Summer cold, cough, fever could be signs of meningitis

It’s a summer cold that could lead to meningitis.

Alberta Heath Services is reminding Albertans to keep clean as an outbreak of viral meningitis has spread across the province.

Symptoms start out much like a summer cold with dry coughs or fevers but since April, 90 of those colds turned into reported cases of viral meningitis in Alberta, with half of those cases originating in Edmonton, says Dr. Gerry Predy, senior medical officer with Alberta Health Services.

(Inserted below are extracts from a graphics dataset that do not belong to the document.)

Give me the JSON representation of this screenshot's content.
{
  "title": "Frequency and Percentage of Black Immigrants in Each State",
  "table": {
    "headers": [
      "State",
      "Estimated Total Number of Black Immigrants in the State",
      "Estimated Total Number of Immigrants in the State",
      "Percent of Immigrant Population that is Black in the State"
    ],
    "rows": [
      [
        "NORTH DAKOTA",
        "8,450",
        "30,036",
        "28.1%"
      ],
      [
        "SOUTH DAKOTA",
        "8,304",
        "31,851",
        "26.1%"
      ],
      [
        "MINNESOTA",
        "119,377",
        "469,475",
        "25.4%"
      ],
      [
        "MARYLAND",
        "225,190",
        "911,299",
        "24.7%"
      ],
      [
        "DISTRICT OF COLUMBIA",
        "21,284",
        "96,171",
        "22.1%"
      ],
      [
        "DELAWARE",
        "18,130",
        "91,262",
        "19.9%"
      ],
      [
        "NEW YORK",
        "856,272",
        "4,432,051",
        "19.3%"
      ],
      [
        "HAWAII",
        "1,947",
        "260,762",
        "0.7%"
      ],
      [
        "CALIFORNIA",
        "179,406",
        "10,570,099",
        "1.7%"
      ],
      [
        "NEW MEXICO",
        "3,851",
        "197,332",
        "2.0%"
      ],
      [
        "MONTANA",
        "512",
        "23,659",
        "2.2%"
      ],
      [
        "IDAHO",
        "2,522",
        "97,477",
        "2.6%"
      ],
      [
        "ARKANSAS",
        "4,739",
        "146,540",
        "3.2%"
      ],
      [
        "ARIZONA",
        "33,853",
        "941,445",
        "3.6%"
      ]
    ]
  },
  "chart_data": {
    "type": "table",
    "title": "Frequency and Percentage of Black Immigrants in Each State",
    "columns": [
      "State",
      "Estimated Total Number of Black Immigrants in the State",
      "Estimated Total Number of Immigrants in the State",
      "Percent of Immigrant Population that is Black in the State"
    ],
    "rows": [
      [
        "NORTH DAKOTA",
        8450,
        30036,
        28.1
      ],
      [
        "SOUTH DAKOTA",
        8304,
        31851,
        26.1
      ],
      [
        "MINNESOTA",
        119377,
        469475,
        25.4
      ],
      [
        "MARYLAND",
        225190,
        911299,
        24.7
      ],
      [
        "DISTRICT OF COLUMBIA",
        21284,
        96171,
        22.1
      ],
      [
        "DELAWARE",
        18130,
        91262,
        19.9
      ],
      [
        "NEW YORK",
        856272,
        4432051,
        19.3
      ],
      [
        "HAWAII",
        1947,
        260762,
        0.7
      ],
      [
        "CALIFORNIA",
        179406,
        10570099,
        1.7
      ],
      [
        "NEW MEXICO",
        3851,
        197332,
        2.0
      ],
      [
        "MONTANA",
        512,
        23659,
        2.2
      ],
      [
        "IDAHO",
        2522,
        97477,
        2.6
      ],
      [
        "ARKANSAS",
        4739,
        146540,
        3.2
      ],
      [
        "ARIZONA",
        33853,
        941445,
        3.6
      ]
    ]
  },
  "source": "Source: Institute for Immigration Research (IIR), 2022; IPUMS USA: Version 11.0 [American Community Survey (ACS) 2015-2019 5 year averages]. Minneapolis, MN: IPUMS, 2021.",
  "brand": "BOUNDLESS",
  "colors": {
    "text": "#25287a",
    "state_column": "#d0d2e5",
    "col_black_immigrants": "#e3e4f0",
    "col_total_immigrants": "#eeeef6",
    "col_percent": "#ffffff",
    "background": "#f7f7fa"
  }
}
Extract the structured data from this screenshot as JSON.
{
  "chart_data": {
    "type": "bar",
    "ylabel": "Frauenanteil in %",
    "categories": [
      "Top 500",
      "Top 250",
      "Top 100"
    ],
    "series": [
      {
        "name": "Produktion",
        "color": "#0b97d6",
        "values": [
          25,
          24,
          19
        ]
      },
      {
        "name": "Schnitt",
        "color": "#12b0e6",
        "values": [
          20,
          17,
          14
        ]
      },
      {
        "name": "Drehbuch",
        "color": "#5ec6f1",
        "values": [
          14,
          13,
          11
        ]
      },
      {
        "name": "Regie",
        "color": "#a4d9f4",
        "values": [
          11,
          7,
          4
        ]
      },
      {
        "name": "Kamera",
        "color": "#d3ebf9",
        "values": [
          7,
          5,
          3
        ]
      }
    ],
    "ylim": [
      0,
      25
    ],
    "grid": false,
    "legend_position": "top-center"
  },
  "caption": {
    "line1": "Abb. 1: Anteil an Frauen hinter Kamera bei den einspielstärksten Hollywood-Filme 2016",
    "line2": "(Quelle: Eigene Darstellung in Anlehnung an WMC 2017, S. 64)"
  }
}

“Over the past few months we’ve been seeing quite a bit of viral meningitis,” Predy told reporters Tuesday.

MORE THAN USUAL

“It is more than what we usually see. With kids going back to school we thought we should issue this advisory.”

The cases reported comprise people between the ages of 10 and 30, and also those who do recreational activities in large groups.

“A lot of the cases have been related to sports tournaments, recreational activities,” he said.

“If you are sick or your children are sick, don’t send them to sports camp, don’t send them to school, keep them at home until they are better.”

Albertans are encouraged to avoid sharing water bottles or soft drinks, to wash hands thoroughly, and to clean surfaces of gym equipment and common household surfaces.

The majority of viral meningitis cases don’t cause death.

The cases have been known to spring up in the region every couple of years during the summer.

BACTERIAL

Predy reminds Albertans this incident is not as serious as the string of bacterial meningitis cases in 2000, where some cases led to death.

Of the 90 recent viral meningitis cases in Alberta, no one has died from the disease.

But those who do get meningitis should get checked to “rule out other, more serious forms of meningitis,” Predy said.

Viral meningitis can cause fever, dry cough, headaches, body aches, weakness, tiredness and rash and usually lasts from seven to 10 days.